Fully 100% of newly diagnosed patients responded to daratumumab (16 mg/kg) plus a standard regimen. The response rate was 50% in the relapsed group, Dr. Moreau noted.
After a median treatment duration of 44 days, no additional toxicity was observed with the addition of daratumumab to these regimens. The most serious adverse events were related to the backbone therapy. Four patients had infusion reactions, but they did not interrupt treatment. All other adverse events were consistent with those previously reported with the standard regimens.
Torben Plesner, MD, of Vejle Hospital in Denmark, also reported findings on daratumumab from an international study of 45 relapsed/refractory patients who received daratumumab with lenalidomide plus dexamethasone.3
“Daratumumab plus lenalidomide leads to enhanced killing of myeloma cells in vitro and is hypothesized to lead to synergistically higher efficacy in the clinical setting,” Dr. Plesner indicated.
Patients had received a median of two prior lines of therapy, and three of them were refractory to lenalidomide.
The overall response rate was 100% in the dose-escalation phase with median follow-up duration of 13 months and 87% in the expansion phase of the study with median follow-up duration of 6 months. In patients who were treated for at least 6 months, 75% achieved a very good partial response or better. The majority of patients had at least a 50% reduction in M protein.
“The data from part 1 are mature and show an impressive rate of complete response (31%),” Dr. Plesner reported. “And the early results from part 2 are consistent with part 1. Our median follow-up is still less than 6 months and only 2.7 months for the last patient dosed in this analysis.”
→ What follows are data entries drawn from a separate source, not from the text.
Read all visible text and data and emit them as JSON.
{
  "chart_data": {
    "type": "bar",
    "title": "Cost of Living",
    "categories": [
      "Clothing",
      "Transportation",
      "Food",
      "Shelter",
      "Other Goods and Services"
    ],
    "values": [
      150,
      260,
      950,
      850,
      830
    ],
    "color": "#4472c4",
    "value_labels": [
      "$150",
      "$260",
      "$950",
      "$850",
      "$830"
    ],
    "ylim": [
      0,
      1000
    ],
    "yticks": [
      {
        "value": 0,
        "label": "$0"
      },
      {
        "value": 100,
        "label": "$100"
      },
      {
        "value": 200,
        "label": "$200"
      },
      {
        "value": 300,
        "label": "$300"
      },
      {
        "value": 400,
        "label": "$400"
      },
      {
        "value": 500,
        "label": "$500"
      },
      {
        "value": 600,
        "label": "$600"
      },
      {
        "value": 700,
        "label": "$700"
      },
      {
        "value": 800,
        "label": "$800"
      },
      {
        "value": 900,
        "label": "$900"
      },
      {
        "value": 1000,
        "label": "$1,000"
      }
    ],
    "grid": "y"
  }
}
Of 45 patients, 19 had infusion reactions, but most (86%) occurred during the first infusion only, and all but one patient recovered and were able to continue with subsequent infusions.
Phase III clinical development of daratumumab in combination with lenalidomide/dexamethasone is ongoing in both the relapsed/refractory and front-line settings.
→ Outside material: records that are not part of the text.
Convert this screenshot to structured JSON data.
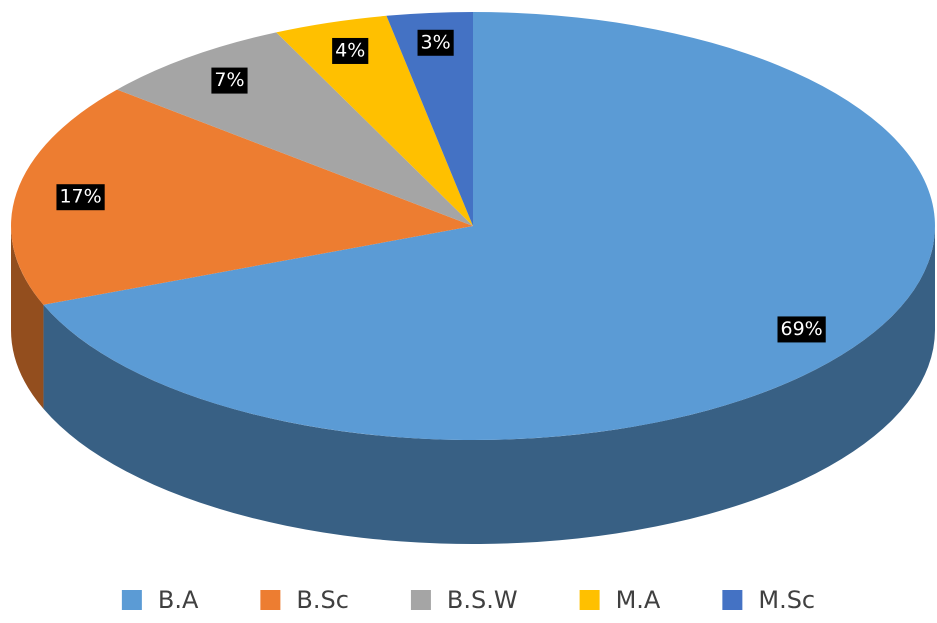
{
  "chart_data": {
    "type": "pie",
    "categories": [
      "B.A",
      "B.Sc",
      "B.S.W",
      "M.A",
      "M.Sc"
    ],
    "values": [
      69,
      17,
      7,
      4,
      3
    ],
    "value_labels": [
      "69%",
      "17%",
      "7%",
      "4%",
      "3%"
    ],
    "colors": [
      "#5b9bd5",
      "#ed7d31",
      "#a5a5a5",
      "#ffc000",
      "#4472c4"
    ],
    "legend": "bottom"
  }
}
Paul Richardson, MD, Clinical Program Director and Director of Clinical Research at the Jerome Lipper Multiple Myeloma Center at Dana-Farber Cancer Institute, Boston, who moderated the oral session, called the data “remarkable.” He said, “monoclonal antibodies have activity in high-risk disease and represent truly novel mechanisms of action” and suggested that the combination of monoclonal antibodies and pomalidomide will produce excellent outcomes in the future. ■
Disclosure: Dr. Martin has received research funding from Sanofi and is on the speakers bureau for Novartis. Dr. Moreau has received honoraria from Janssen and is a member of Janssen’s Board of Directors or advisory committees. Dr. Plesner is a consultant with Genmab and a member of Janssen’s and Celgene’s Board of Directors or advisory committees. Dr. Richardson reported no potential conflicts of interest.
References
1. Martin TG III, Baz R, Benson DM, et al: A phase 1b dose escalation trial of SAR650984 (anti-CD-38 mAb) in combination with lenalidomide and dexamethasone in relapsed/refractory multiple myeloma. 2014 ASH Annual Meeting. Abstract 83. Presented December 7, 2014.
2. Moreau P, Mateos M-V, Bladé J, et al: An open-label, multicenter, phase 1b study of daratumumab in combination with backbone regimens in patients with multiple myeloma. 2014 ASH Annual Meeting. Abstract 176. Presented December 7, 2014.
3. Plesner T, Arkenau H-T, Lokhorst HM, et al: Safety and efficacy of daratumumab with lenalidomide and dexamethasone in relapsed or relapsed, refractory multiple myeloma. 2014 ASH Annual Meeting. Abstract 84. Presented December 7, 2014.